His first year colored the cloth that would envelop his existence for all the days to come.  One ailment after another beset him.

And in my quest to manage the ills of his flesh did I also lace into the years the very demon that likely would strike him down.

I care not for more tests, more examinations bent on finding the next cause and, therefore, the next solution.

Causes have effects.  Effects brought us to where we are today.

Mind his suffering, mind his health, mind his well-being, but subject this handsome creature to more devilish fiends that will do nothing more but prolong the agony?

Absolutely not.

Long have I held that in life it is quality that matters most, not quantity.  What is living for a hundred years if the last twenty are spent being sponge-bathed and spoon-fed in a facility where true living has no meaning?

Why should it be different for my children?

Grendel has fewer days ahead than he does behind, a bridge we all cross at some point in our lives.  He faces the reality of his body’s continuing battle against his will.

Would that I could give him some of the life in me, that I might conquer the inevitable by carving from my own self a relief capable of undoing the pattern that life’s loom has woven for him.

But instead I reach out, offer him the adoration that brings a purr through the shaking, share a bit of time in the sun with one who deserves more than he has received.

7 thoughts on “And when we say goodbye”

  1. Sorry Jason! I have been at this crossroad twice this past month. You need to do what’s best for Grendel and if the quality of life does not exist anymore, it’s best to let him go.

    Call me if you need anything 😥

  2. Dear Jason,

    You are fair with Grendel and I understand. I’ve experienced the same feelings before with my furry children. Your description of living quantity without quality hit home – that’s where my Dad is right now at the nursing home…

    My heart goes out to you.


  3. Thank you both so much for your kind words. It’s one day at a time right now. My only concern is that he be happy and loved, but that he not suffer.

    And dearest Mary, I’m so sorry to hear about your father. I wish both of you the best!

    One thing that has always intrigued me about human nature is this: We vehemently defend our right to end the suffering of our animal family members when the quality washes out of their living and they are left to the pain and anguish of illness or old age. We wouldn’t dare let anything rob them of a quick and painless death when they face an unbearable future.

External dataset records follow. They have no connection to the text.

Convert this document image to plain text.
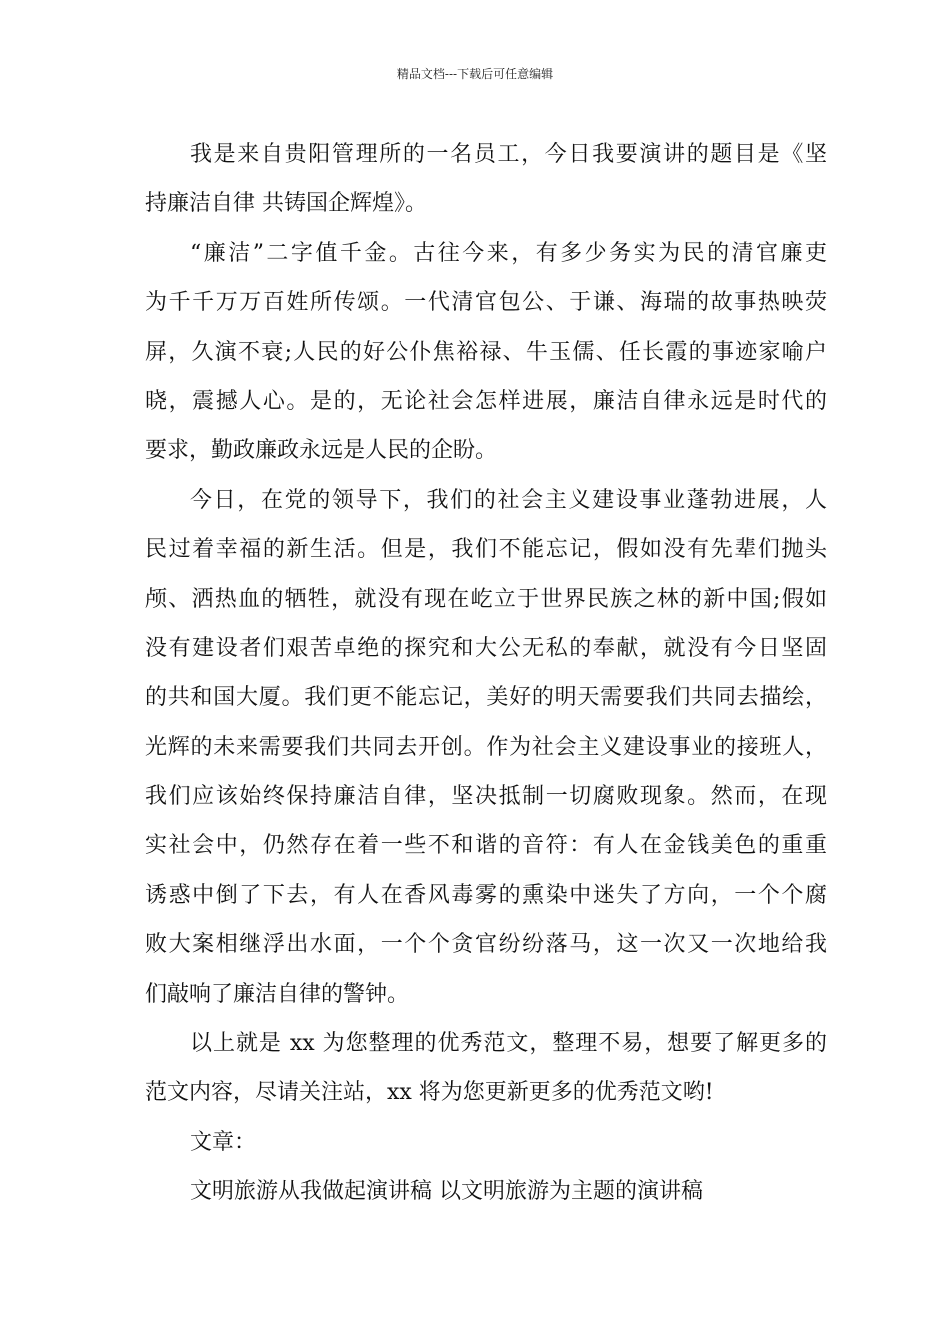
精品文档---下载后可任意编辑
我是来自贵阳管理所的一名员工，今日我要演讲的题目是《坚
持廉洁自律 共铸国企辉煌》。
“廉洁”二字值千金。古往今来，有多少务实为民的清官廉吏
为千千万万百姓所传颂。一代清官包公、于谦、海瑞的故事热映荧
屏，久演不衰;人民的好公仆焦裕禄、牛玉儒、任长霞的事迹家喻户
晓，震撼人心。是的，无论社会怎样进展，廉洁自律永远是时代的
要求，勤政廉政永远是人民的企盼。
今日，在党的领导下，我们的社会主义建设事业蓬勃进展，人
民过着幸福的新生活。但是，我们不能忘记，假如没有先辈们抛头
颅、洒热血的牺牲，就没有现在屹立于世界民族之林的新中国;假如
没有建设者们艰苦卓绝的探究和大公无私的奉献，就没有今日坚固
的共和国大厦。我们更不能忘记，美好的明天需要我们共同去描绘，
光辉的未来需要我们共同去开创。作为社会主义建设事业的接班人，
我们应该始终保持廉洁自律，坚决抵制一切腐败现象。然而，在现
实社会中，仍然存在着一些不和谐的音符：有人在金钱美色的重重
诱惑中倒了下去，有人在香风毒雾的熏染中迷失了方向，一个个腐
败大案相继浮出水面，一个个贪官纷纷落马，这一次又一次地给我
们敲响了廉洁自律的警钟。
以上就是 xx 为您整理的优秀范文，整理不易，想要了解更多的
范文内容，尽请关注站，xx 将为您更新更多的优秀范文哟!
文章：
文明旅游从我做起演讲稿 以文明旅游为主题的演讲稿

    I wonder why it is that we don’t have the same compassion for other humans. I hope others can look at me with the heartfelt determination it takes to act, the same conviction they hold when it comes to cat or a dog—or any other animal—in the same condition.

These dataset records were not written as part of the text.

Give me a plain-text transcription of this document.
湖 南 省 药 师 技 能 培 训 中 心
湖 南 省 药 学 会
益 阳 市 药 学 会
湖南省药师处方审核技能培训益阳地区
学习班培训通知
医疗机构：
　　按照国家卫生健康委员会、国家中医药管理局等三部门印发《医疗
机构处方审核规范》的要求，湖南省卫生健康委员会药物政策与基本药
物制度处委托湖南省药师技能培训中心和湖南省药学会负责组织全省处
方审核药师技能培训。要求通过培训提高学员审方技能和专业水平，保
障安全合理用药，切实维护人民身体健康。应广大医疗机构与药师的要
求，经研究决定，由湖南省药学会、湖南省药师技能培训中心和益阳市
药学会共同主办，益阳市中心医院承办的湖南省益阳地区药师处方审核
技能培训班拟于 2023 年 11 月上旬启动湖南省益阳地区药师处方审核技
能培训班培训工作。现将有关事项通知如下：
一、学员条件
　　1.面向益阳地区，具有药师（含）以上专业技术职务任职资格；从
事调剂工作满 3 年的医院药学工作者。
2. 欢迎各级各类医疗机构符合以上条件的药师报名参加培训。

  4. ugh. That hit home. I get ridiculously attached to the creatures that grace me with they’re presence. I actually just finished blogging about it when I stumbled across your blog. I think I love you. In an kindred spirit kind of way. (Don’t worry, I don’t have time to stalk people) 😉

  5. Thank goodness, Jade, because I haven’t the time to evade stalkers!

    And thank you so much for visiting and commenting. I appreciate the sentiment and am thrilled to know this struck a cord with you.

    My children are just that–my children. For all the love, devotion and companionship they give me, I can’t imagine giving back anything less.